8. Round Trip Efficiency
Chemical batteries experience losses converting electrical energy to chemical and back. The conversion process efficiency gets affected by speed as well as construction and chemical composition. As mentioned earlier, heat is a by-product of the chemical process of converting electricity to chemical storage and determines/impacts inefficiencies. The slower the charge process the less heat is generated, resulting in higher efficiencies. Another factor to consider, where applicable, is the absorption period. Lead batteries need to be maintained at “absorption voltage” for a fixed period, often 1-2hours during which the battery in this state does not absorb much energy at all, but rather stabilizes the cell voltages. Not taking a lead acid battery through absorption will result in the battery operating at charge states lower than 85%, which will drastically impact expected life. Lead batteries should ideally be absorbed daily and equalized every 14-28days.

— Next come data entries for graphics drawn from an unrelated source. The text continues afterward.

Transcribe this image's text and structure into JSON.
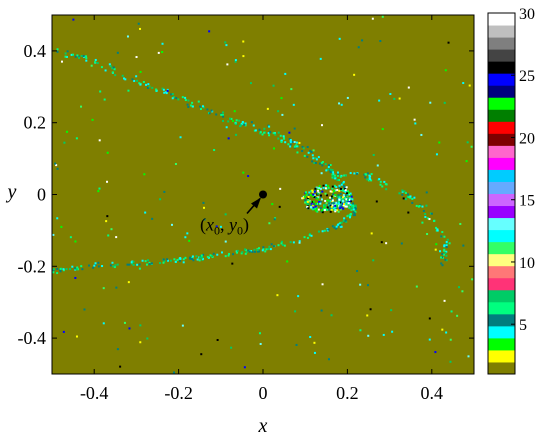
{
  "chart_data": {
    "type": "heatmap",
    "title": "",
    "xlabel": "x",
    "ylabel": "y",
    "xlim": [
      -0.5,
      0.5
    ],
    "ylim": [
      -0.5,
      0.5
    ],
    "x_ticks": [
      -0.4,
      -0.2,
      0,
      0.2,
      0.4
    ],
    "x_tick_labels": [
      "-0.4",
      "-0.2",
      "0",
      "0.2",
      "0.4"
    ],
    "y_ticks": [
      0.4,
      0.2,
      0,
      -0.2,
      -0.4
    ],
    "y_tick_labels": [
      "0.4",
      "0.2",
      "0",
      "-0.2",
      "-0.4"
    ],
    "background_color": "#7f7f00",
    "grid": false,
    "annotation": {
      "text": "(x0, y0)",
      "point": [
        0,
        0
      ],
      "label_parts": [
        {
          "t": "(",
          "k": "n"
        },
        {
          "t": "x",
          "k": "i"
        },
        {
          "t": "0",
          "k": "s"
        },
        {
          "t": ", ",
          "k": "n"
        },
        {
          "t": "y",
          "k": "i"
        },
        {
          "t": "0",
          "k": "s"
        },
        {
          "t": ")",
          "k": "n"
        }
      ]
    },
    "colorbar": {
      "range": [
        1,
        30
      ],
      "ticks": [
        30,
        25,
        20,
        15,
        10,
        5
      ],
      "tick_labels": [
        "30",
        "25",
        "20",
        "15",
        "10",
        "5"
      ],
      "colors": [
        "#7f7f00",
        "#ffff00",
        "#00ff00",
        "#00ffff",
        "#007f7f",
        "#00ff7f",
        "#00cc66",
        "#ff3377",
        "#ff7777",
        "#ffff7f",
        "#33ff66",
        "#00ffff",
        "#66ffff",
        "#9900ff",
        "#cc66ff",
        "#66aaff",
        "#00ccff",
        "#ff00ff",
        "#ff66cc",
        "#7f0000",
        "#ff0000",
        "#007f00",
        "#00ff00",
        "#00007f",
        "#0000ff",
        "#000000",
        "#444444",
        "#7f7f7f",
        "#bfbfbf",
        "#ffffff"
      ]
    },
    "structure": {
      "filament_upper": [
        [
          -0.5,
          0.41
        ],
        [
          -0.4,
          0.37
        ],
        [
          -0.3,
          0.32
        ],
        [
          -0.2,
          0.27
        ],
        [
          -0.1,
          0.22
        ],
        [
          0.0,
          0.18
        ],
        [
          0.06,
          0.15
        ],
        [
          0.1,
          0.12
        ],
        [
          0.15,
          0.08
        ],
        [
          0.18,
          0.04
        ],
        [
          0.19,
          0.0
        ],
        [
          0.17,
          -0.03
        ],
        [
          0.14,
          -0.03
        ]
      ],
      "filament_lower": [
        [
          -0.5,
          -0.21
        ],
        [
          -0.4,
          -0.195
        ],
        [
          -0.3,
          -0.19
        ],
        [
          -0.2,
          -0.18
        ],
        [
          -0.1,
          -0.165
        ],
        [
          0.0,
          -0.15
        ],
        [
          0.1,
          -0.12
        ],
        [
          0.18,
          -0.08
        ],
        [
          0.22,
          -0.04
        ],
        [
          0.2,
          -0.02
        ],
        [
          0.16,
          -0.03
        ]
      ],
      "filament_right": [
        [
          0.18,
          0.06
        ],
        [
          0.26,
          0.05
        ],
        [
          0.34,
          0.0
        ],
        [
          0.4,
          -0.06
        ],
        [
          0.43,
          -0.14
        ],
        [
          0.42,
          -0.2
        ]
      ],
      "dense_core": [
        0.15,
        -0.01
      ],
      "sample_colors": [
        "#00ffff",
        "#00cc66",
        "#007f7f",
        "#00ff7f",
        "#66ffff",
        "#ffffff",
        "#0000ff",
        "#000000",
        "#ffff00",
        "#00ff00",
        "#33ff66"
      ]
    }
  }
}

Standby lead acid batteries have a round trip efficiency of around 40%-60% on pure energy in and out, not taking generator or other inefficiencies into account, if they operate at C-rates higher than 10 hours. Lithium has a round trip of around 90% if operating at C rates higher than 4 hours.
Supercap has a round trip efficiency of 99.1%, even at very low C-rates like 1 hour (with very little heat generation and almost no losses). Supercap does not need to go through absorption or equalization like other batteries. Not charging a Supercap battery to 100% will have no adverse effect on expected life.
Figure 1.4 – Round trip efficiency of a Sirius Supercap

9. Core concepts and Sirius
Core concepts relevant to Sirius
Sirius does not play by any of the rules that chemical batteries have to conform to.
Chemical batteries need to be oversized by a large factor. Sirius do not need to be oversized.
Chemical batteries need to be cooled if the ambient is not suitable, Sirius can handle the temperature.
Chemical batteries lose capacity as they age, Sirius is the same at day 1 as any day in year 45.
The energy that Sirius receives, it will give back less 1%.

10. Summary
In order to satisfy the requirements of cyclic battery applications, in practical terms “ideal storage” is required. The Sirius Supercap battery comes the closest to ideal storage of any technology out there currently. Chemical batteries have many shortcomings and although Capex is slightly less than Supercap, OPEX soon catches up.
The main advantages of Supercap are:
The “slow charge” Sirius Supercapacitor achieves 1.35C, resulting in a charge and discharge time of 45 minutes.
The “fast charge” Sirius Supercapacitor achieves 112.5C, resulting in a charge and discharge time of 32 seconds.
The round trip efficiency is 99.1% if one were to discard the cable losses connecting the battery.
Operating temperature range is -25°C up to 75°C with no damage to the unit.
Expected lifespan 1 Million cycles for capacitors.
No degradation expected during lifespan.
Expected operational life of 45 years.
10-year warranty.
No change in capacity at different charge rates.
Safeties that protect the battery from overvoltage, under-voltage and short circuit.